Si teme forse un accordo con i Cinquestelle in caso di un crollo dell'attuale Governo? A me pare che nel corso di quest'anno il solco che esisteva fra di noi e gli impiegati della Casaleggio&Associati si sia solo approfondito, e l'offensiva battuta di Grillo ("una castroneria", secondo le parole dell'insospettabile Paolo Mieli) sulla grande manifestazione milanese del 2 marzo-ad oggi, ricordiamocelo, l'unica reazione ufficiale del M5S a quell'importante evento- è lì a dimostrarlo. I Cinquestelle in quest'anno si sono fatti complici e manutengoli di tutte le scelte xenofobe e razziste di Salvini, e come lui e con lui meritano di essere giudicati politicamente. Altra cosa evidentemente sono i loro elettori, che debbono essere recuperati ad una vera proposta riformista la quale sia capace di parlare a tutto il Paese.
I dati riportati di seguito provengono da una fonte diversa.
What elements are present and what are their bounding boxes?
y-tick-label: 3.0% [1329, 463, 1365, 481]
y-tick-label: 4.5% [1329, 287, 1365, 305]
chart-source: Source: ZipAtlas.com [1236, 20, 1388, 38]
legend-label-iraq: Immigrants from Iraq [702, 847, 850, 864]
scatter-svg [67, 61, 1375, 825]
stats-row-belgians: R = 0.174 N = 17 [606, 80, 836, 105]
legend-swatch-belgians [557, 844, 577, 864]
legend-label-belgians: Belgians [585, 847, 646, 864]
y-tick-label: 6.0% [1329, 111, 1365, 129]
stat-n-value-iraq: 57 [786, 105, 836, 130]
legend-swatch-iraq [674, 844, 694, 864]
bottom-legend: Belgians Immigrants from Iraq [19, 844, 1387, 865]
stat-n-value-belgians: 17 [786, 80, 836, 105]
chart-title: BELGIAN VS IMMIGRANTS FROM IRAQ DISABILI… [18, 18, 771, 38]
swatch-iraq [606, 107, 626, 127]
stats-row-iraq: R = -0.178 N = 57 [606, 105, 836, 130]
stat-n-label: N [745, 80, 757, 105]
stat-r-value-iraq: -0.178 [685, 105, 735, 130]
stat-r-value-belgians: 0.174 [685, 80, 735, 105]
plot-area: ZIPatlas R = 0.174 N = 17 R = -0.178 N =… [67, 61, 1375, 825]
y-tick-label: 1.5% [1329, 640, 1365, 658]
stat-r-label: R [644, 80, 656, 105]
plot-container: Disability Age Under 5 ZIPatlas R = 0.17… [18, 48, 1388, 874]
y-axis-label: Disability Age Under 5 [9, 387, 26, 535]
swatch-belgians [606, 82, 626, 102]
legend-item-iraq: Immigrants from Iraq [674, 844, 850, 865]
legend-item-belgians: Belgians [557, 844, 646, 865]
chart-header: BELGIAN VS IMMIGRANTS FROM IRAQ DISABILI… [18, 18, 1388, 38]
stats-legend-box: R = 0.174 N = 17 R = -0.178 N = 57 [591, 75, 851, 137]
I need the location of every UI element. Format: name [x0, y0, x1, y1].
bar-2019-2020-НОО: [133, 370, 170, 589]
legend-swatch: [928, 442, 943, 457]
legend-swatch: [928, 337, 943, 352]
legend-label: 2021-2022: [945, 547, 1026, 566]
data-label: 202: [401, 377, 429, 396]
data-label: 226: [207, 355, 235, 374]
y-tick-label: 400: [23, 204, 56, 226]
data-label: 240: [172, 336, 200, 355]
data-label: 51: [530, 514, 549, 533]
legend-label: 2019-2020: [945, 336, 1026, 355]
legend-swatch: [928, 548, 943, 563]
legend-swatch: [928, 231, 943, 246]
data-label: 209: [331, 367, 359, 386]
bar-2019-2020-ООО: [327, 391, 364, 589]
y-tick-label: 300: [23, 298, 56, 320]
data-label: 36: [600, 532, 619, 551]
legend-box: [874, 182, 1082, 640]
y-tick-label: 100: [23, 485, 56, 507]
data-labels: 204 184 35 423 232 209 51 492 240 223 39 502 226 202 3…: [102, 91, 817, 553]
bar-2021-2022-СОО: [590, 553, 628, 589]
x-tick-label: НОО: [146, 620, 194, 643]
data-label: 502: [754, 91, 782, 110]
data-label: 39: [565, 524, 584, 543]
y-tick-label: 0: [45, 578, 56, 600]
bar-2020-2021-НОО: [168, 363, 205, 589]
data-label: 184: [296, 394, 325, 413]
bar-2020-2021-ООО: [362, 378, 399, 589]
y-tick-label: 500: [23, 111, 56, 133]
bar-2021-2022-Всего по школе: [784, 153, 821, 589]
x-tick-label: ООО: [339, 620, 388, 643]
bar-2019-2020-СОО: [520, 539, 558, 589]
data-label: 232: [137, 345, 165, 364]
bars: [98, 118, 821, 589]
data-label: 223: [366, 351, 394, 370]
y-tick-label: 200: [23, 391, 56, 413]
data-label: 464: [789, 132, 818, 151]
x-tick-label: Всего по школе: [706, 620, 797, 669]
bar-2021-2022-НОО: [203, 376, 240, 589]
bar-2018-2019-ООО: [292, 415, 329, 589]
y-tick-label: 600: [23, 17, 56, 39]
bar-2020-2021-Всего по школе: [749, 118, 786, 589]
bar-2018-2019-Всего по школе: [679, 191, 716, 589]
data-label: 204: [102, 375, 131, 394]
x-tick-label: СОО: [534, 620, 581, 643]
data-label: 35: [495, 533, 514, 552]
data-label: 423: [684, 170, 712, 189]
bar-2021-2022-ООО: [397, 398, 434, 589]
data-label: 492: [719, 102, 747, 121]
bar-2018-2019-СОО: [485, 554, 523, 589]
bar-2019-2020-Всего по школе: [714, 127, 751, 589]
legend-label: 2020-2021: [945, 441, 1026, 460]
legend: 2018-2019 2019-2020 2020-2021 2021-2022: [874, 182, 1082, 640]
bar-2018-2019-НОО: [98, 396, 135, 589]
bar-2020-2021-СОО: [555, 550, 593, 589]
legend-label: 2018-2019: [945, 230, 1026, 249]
Temiamo forse un rientro dei fuoriusciti di LeU? Credo che nel suo pragmatismo e realismo Zingaretti sappia bene che l'immissione nel PD di un ceto politico famelico e inconcludente di "professionisti della disperazione", secondo l'icastica definizione di Bruno Trentin, non sia in alcun modo un valore aggiunto per il Partito. Altra cosa è la ricerca di alleanze possibili, come si tentò di fare anche prima delle elezioni del 2018, a condizioni chiare e nette e senza ambiguità sul profilo riformista ed europeista del PD.
No, non è questo il tempo di nuovi esperimenti (quali poi? E con quale prospettiva?) ma di rafforzamento della battaglia per la costruzione di un'alternativa al nazionalpopulismo, e se qualcuno è alla ricerca spasmodica di un nemico non ha che l'imbarazzo della scelta, perché quel nemico esiste, ma si chiama Salvini e Di Maio, Calderoli e Di Battista, Pillon e Toninelli. Avanti insieme, che la strada è lunga.